Kenya promised to send 1,000 officers to Haiti in July of last year in response to the country’s call for help, as the country’s security situation worsened and gang control spread, leaving millions of people in need of humanitarian aid.
But in January, the Kenyan High Court decided that without a “reciprocal arrangement” with the host government, the police personnel could not be sent to Haiti.
Then, in March, Kenyan President William Ruto signed a security agreement with Ariel Henry, the then-prime minister of Haiti, in the hopes that this would allay the court’s concerns and let the deployment to proceed.
In their complaint to the High Court on Thursday, attorneys Ekuru Aukot and Miruru Waweru, who are leaders of the Thirdway Alliance, an opposition party in Kenya, said that respondents, including Ruto and the police, had flagrantly disregarded the court’s directive by signing the reciprocal agreement with Haiti.
They threatened to hold the government in contempt of court if it continued with the deployment.
The attorneys stated in their application that “the applicants are reliably informed that the impugned deployment may be done any time from now.”
An inquiry on the application was not immediately answered by Ruto’s spokeswoman.
Following Henry’s resignation, Kenya’s government announced in March that it was halting the deployment. However, Ruto later stated that Kenya was now debating how to move forward with its deployment after worries about a power vacuum there were allayed by the swearing-in of a transition council in Haiti on April 25.

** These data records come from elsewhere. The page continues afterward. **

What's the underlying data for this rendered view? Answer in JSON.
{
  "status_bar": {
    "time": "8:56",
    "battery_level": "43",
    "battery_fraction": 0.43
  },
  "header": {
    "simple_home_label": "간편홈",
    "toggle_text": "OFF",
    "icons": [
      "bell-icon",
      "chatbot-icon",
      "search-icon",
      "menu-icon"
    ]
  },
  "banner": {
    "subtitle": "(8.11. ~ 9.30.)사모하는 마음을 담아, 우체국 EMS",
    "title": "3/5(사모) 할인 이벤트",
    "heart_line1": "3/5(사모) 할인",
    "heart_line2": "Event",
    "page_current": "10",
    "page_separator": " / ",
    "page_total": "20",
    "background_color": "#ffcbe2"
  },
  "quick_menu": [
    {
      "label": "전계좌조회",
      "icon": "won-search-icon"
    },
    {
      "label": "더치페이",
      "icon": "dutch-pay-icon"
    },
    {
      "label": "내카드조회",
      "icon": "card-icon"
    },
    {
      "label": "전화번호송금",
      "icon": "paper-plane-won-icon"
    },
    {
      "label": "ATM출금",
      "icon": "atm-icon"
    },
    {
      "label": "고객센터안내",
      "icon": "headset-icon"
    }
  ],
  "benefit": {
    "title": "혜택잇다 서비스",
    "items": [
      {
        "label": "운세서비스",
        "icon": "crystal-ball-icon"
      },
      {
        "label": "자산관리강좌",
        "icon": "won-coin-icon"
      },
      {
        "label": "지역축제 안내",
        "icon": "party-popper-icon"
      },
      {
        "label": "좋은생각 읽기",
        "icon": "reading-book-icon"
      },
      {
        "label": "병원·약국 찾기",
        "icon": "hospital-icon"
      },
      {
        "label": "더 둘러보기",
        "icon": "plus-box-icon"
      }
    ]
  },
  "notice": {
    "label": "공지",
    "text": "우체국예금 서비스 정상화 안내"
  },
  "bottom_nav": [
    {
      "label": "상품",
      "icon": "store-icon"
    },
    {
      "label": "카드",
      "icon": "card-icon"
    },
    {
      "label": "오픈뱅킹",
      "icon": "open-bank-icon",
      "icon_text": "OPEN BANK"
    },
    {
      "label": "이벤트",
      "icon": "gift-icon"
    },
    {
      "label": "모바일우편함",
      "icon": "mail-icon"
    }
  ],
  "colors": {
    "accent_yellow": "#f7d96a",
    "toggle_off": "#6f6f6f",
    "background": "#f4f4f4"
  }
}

The Southern Command of the U.S. military announced this week that private contractors have reached Haiti to construct housing for the force led by Kenya.
Personnel commitments to the force have also come from Bangladesh, Benin, Bolivia, Barbados, Jamaica, and the Bahamas.
Participation in the mission has been reluctance among foreign countries. After severe cholera epidemics and sex abuse scandals were left behind by earlier U.N. missions, many Haitians have likewise been skeptical of foreign involvement.